D’où, quelques mois plus tard, l’aménagement d’un studio, pour lui et d’autres artistes, afin de «couvrir les frais», comme il dit dans l’ouvrage. Son idée? Attirer les musiciens qui en ont «marre des techniciens en blouse blanche», ceux des maisons de disques d’alors qui laissent peu de place à la créativité. Alors qu’avec un bâtiment du XVIIIe siècle, perdu en pleine campagne, réputé pour ses fêtes, ses vins et son cuisinier-poète, avouez que l’invitation est tentante…
Le concert mythique du Grateful Dead
Ils seront d’ailleurs nombreux à s’y presser. Des «locaux» : Eddy Mitchell (et son ingénieur du son, Dominique Blanc-Francard, qui deviendra vite un pilier du studio), Johnny Hallyday, Magma, Gong, Claude Nougaro, Jacques Higelin… Des pointures internationales aussi : Elton John, David Bowie, Pink Floyd, T. Rex, MC5… et plus tard Iggy Pop et les Bee Gees (pour Saturday Night Fever).
Point d’orgue – et de départ – de cette étonnante aventure, un concert improvisé (et sous substances) des Grateful Dead devant une centaine de convives, dont une majorité de villageois, qui finiront dans la piscine, la tête à l’envers…

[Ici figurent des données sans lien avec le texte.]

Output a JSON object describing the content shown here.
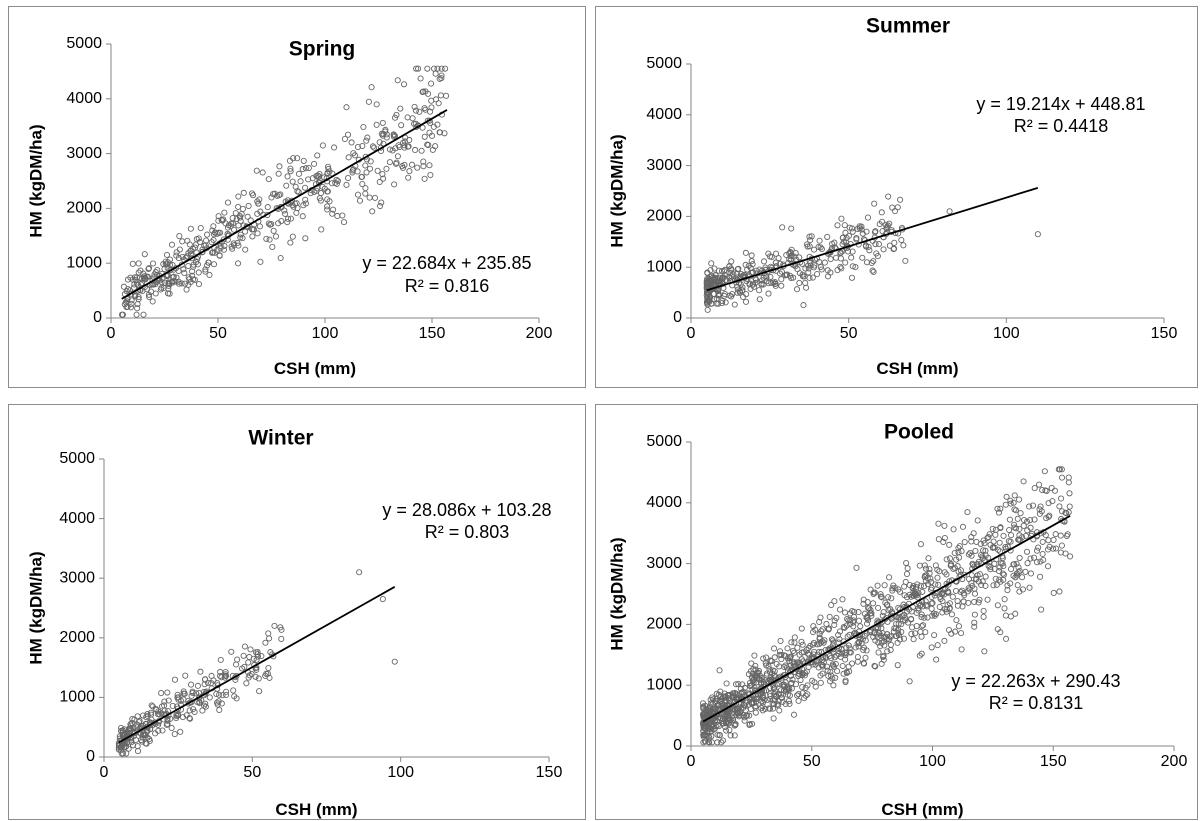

Une cour «des miracles» qui durera de 1970 à 1974, avant que la dégringolade commence. Michel Magne n’est pas un gestionnaire. Trop dépensier et généreux, il accumule les factures et, assommé de dettes, délègue la gestion du studio d’enregistrement. Le début des ennuis qui l’amènera dans des joutes judiciaires, vers la ruine, la dépression, le suicide.
Avec justesse, et dans une approche documentaire bien pensée, Les Amants d’Hérouville, à l’aube du libéralisme des années 80, dépeint l’innocence d’un homme qui rêvait trop fort, car c’est comme cela que l’on crée : libre et sans calcul.
Yann Le Quellec et Romain Ronzeau, attentifs jusqu’au bout, rappellent que depuis 2018, le château revit grâce à trois studios qui accueillent à nouveau les musiciens. L’âme et l’époque ne sont certes plus les mêmes, mais l’important, aurait sûrement dit Michel Magne, c’est que derrière, il y ait un cœur qui bat.
Grégory Cimatti
Les Amants d’Hérouville, de Yann Le Quellec et Romain Ronzeau. Delcourt.
L’histoire
1970. Marie-Claude rencontre Michel Magne, génial compositeur de musiques de films. C’est le coup de foudre. Elle le rejoint dans son château d’Hérouville où Bowie, Elton John et bien d’autres stars se rassemblent pour enregistrer. Mais le succès attise les convoitises. Derrière le conte de fées, la tragédie se profile… Ce roman vrai révèle le destin inouï de Michel Magne au cœur de la pop culture des années 50 à 80.